Highlights from Jamaica Plain By Map

ArticleRevisit some of the places we visited in our Atlascope tour of Jamaica Plain

January 20, 2021
845 words / 4 minutes

For the last several months, we’ve been cohosting neighborhood community history nights with BPL branch libraries. Last night, we had a lot of fun exploring Jamaica Plain. JP was actually our first visit on our branch libraries tour last year, before the COVID closures moved all of these events online. Coming “back” to JP with a remote talk gave us a chance to show off our Atlascope tool once again, interact with patrons, and take a dive into some local history. If you missed the event, check out the video or read on to see some of the sites we visited.

We started a little further north than JP, at the mouth of the Muddy River. While it’s called a river, it was actually a series of brooks and ponds running into the Charles estuary. You can see in the view below what it looked like in 1873 before Back Bay was filled.

Between 1880 and 1900, the Emerald Necklace was created. In the process, the Muddy River was banked and controlled, as part of the effort to “reclaim” (or perhaps more appropriately, to claim) the marshy landscape.

In this view, we can see where Stony Brook used to feed into the Muddy River, and how the stream seems to disappear between 1873 and 1931. In the 1931 view, though, we can see that the property lines continued to follow the topography constructed by the stream.

Living at the boundary of water and land had consequences. Here’s a photograph of the same neighborhood from Historic New England. This is reportedly the worst flooding that Roxbury ever experienced from Stony Brook, in February of 1886. There was as much as three feet of water in some places along Ruggles St.

Stony Brook was culverted over the century between the 1850s and 1950s, slowly but surely burying the whole course underground.

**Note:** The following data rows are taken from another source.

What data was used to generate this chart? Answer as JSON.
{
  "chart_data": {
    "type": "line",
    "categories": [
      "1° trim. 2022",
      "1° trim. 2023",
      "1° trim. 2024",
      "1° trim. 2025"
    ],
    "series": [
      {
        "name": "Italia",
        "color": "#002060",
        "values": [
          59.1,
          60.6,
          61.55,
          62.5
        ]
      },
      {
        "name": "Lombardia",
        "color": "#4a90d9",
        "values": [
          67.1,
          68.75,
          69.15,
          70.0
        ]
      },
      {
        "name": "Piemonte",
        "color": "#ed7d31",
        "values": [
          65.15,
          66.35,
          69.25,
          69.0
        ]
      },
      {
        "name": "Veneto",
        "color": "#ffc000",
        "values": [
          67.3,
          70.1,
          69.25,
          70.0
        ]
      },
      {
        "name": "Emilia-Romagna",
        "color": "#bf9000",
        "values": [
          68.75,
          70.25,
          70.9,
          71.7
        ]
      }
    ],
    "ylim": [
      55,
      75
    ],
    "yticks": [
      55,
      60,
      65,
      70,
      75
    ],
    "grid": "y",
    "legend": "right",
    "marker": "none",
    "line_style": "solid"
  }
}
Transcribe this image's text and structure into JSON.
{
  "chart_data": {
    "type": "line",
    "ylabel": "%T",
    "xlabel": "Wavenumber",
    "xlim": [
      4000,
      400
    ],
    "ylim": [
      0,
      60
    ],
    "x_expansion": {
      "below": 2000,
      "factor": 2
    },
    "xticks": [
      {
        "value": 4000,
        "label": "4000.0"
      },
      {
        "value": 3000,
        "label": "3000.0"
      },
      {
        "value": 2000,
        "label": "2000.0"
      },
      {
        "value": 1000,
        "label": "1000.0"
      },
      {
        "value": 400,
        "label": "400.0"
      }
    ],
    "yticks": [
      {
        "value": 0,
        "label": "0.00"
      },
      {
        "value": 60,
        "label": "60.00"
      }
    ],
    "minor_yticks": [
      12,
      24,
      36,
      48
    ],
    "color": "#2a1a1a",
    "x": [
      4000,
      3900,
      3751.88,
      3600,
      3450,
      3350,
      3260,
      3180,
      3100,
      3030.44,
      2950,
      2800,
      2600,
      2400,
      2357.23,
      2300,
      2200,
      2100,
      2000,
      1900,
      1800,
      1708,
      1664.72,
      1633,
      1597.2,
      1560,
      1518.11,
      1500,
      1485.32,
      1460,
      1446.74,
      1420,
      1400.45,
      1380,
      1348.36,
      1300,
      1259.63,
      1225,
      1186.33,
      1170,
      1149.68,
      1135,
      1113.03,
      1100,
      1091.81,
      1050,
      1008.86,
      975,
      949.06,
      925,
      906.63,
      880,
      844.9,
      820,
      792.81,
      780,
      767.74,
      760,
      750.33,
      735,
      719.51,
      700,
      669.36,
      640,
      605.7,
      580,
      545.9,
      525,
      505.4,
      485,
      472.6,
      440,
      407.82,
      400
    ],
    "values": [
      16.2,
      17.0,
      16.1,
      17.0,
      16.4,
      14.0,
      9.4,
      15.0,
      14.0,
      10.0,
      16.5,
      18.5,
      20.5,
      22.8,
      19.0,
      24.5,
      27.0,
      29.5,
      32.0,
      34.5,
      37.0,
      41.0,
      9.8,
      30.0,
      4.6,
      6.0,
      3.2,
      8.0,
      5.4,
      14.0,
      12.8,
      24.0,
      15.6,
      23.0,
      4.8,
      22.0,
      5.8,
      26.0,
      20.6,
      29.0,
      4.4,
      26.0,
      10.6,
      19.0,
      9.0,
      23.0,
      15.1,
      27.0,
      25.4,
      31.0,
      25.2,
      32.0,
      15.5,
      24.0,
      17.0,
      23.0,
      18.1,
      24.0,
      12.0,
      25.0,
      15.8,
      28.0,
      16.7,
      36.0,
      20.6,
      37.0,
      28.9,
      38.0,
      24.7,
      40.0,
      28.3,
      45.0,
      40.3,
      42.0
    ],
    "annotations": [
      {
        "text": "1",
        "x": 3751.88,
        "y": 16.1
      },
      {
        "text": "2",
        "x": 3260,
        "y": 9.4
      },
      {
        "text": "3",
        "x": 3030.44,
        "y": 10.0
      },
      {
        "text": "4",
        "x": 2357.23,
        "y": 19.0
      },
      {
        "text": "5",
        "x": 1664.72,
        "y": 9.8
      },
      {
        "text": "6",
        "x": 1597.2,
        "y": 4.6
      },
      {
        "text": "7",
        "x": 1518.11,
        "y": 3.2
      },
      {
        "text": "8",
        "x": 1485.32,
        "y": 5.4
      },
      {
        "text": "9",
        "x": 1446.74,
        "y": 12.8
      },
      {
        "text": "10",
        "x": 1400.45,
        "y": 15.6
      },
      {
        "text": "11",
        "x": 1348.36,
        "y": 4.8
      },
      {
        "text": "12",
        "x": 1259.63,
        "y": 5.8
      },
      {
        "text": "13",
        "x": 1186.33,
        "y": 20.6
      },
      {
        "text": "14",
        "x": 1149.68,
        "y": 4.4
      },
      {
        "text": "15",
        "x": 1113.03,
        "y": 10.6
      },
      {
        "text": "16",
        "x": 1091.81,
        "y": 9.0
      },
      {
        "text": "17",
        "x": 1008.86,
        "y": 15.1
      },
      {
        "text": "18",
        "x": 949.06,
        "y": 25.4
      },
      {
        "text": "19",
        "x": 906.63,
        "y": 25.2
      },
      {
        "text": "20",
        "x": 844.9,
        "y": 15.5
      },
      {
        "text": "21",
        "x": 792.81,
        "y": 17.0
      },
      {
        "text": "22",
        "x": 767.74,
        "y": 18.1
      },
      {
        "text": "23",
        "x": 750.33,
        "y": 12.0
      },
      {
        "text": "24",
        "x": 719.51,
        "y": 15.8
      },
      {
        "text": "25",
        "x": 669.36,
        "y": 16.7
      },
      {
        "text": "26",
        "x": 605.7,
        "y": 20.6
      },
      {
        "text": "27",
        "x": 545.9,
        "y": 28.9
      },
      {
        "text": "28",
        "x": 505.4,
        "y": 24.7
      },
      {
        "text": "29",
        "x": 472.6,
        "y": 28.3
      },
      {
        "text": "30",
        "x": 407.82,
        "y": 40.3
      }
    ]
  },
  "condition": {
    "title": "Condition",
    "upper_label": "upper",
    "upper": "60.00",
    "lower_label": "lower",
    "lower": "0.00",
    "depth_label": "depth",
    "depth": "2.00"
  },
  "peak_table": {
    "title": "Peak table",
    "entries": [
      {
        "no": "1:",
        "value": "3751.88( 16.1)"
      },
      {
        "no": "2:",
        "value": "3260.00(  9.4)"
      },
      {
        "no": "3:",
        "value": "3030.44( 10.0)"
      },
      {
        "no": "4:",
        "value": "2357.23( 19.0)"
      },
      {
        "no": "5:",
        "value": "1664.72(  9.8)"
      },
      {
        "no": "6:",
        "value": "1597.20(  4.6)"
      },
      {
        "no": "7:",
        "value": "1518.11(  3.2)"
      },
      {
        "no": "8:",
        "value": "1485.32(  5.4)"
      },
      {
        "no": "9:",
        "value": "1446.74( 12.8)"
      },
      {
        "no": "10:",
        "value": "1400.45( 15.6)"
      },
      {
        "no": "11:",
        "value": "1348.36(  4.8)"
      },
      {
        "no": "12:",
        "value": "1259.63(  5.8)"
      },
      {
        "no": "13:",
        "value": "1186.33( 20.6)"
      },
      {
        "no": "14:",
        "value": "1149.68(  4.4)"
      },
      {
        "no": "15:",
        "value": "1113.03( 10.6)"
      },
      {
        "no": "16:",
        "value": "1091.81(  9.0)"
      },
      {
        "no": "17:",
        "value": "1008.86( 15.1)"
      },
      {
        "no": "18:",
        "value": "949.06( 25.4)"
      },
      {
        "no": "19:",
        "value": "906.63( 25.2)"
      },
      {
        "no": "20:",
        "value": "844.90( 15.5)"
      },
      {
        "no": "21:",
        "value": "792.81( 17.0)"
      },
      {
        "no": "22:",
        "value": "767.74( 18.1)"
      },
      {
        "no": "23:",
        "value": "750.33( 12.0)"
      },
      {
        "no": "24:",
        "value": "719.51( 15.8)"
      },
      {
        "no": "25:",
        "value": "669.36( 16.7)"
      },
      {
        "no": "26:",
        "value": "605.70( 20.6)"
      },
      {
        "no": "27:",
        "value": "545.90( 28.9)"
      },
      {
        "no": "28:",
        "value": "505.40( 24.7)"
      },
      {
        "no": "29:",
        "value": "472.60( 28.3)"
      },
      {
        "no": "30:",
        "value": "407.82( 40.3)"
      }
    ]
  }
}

This photograph from the BPL collections shows one of the conduits into which the river was diverted.

Jamaica Pond, on the other hand, is the same shape it has been for a long time! You can see here the difference between 1890 and 1914, which mostly consists of the removal of buildings from around the pond and the creation of parkland.

A couple of these buildings at the edge of the pond in the 1890 map are ice houses. This photo from the City of Boston Archives shows ice harvesters hacking away at the frozen surface at around the turn of the century.

One major theme in 19th to early 20th century urbanization is the breaking up of large properties as rural land gave way to denser residential developments. Here, you can swipe to see the change over 40 years as large landowners become less common and land was divided into smaller parcels for new construction. On the right side of the map you can also pan to see more of Franklin Park, which was established as West Roxbury Park in the 1880s from a handful of large farm properties.

Jamaica Plain has also been home to many forms of manufacturing over the years, including two factories shown in this view: Thomas G. Plant Company which produced boots and shoes, and the Moxie factory which produced the famous New England “tonic.”

Another major product of the neighborhood was beer. Brewing companies made use of the Stony Brook to power their factories. This Boylston Bock label is an example of a beer brewed in Jamaica Plain, and given a local name!

Also making use of this name was the Boylston Schulverein, a German club on Danforth Street. Breweries are a signal of a German immigrant presence in the neighborhood, but this particular building as well as the names on the properties around it is another.

Names on properties can be misleading, though, or simply not provide us with as much information as we’d like. Only the names of property owners are listed rather than the names of the actual inhabitants of the house. Therefore, we don’t get the full picture of the population of a neighborhood from these atlases alone.

Another example of information that requires a bit of detective work to find on these maps is shown in this 1915 view. L.G. Cuney at 43 Sheridan St. refers to Lloyd Garrison Cuney, brother of famous African-American musician and musicologist Maud Cuney-Hare. In all likelihood, Maud was the one who actually had the money to purchase this house, yet it is listed in her male relative’s name. In 1919, Cuney-Hare gave a concert and lecture with William Howard Richardson at the BPL; it was the first presentation by musicians of color in the series.

Above is an example of Cuney-Hare’s correspondance with W.E.B. Du Bois, which lists her address on Sheridan St. Many letters between Cuney-Hare and Du Bois can be found in Digital Commonwealth.

Our own collections house plenty of maps of Boston beyond the urban atlases that are part of Atlascope. This bird’s eye view map of Jamaica Plain is a particularly lovely one with illustrations of buildings of the neighborhood bordering the view itself.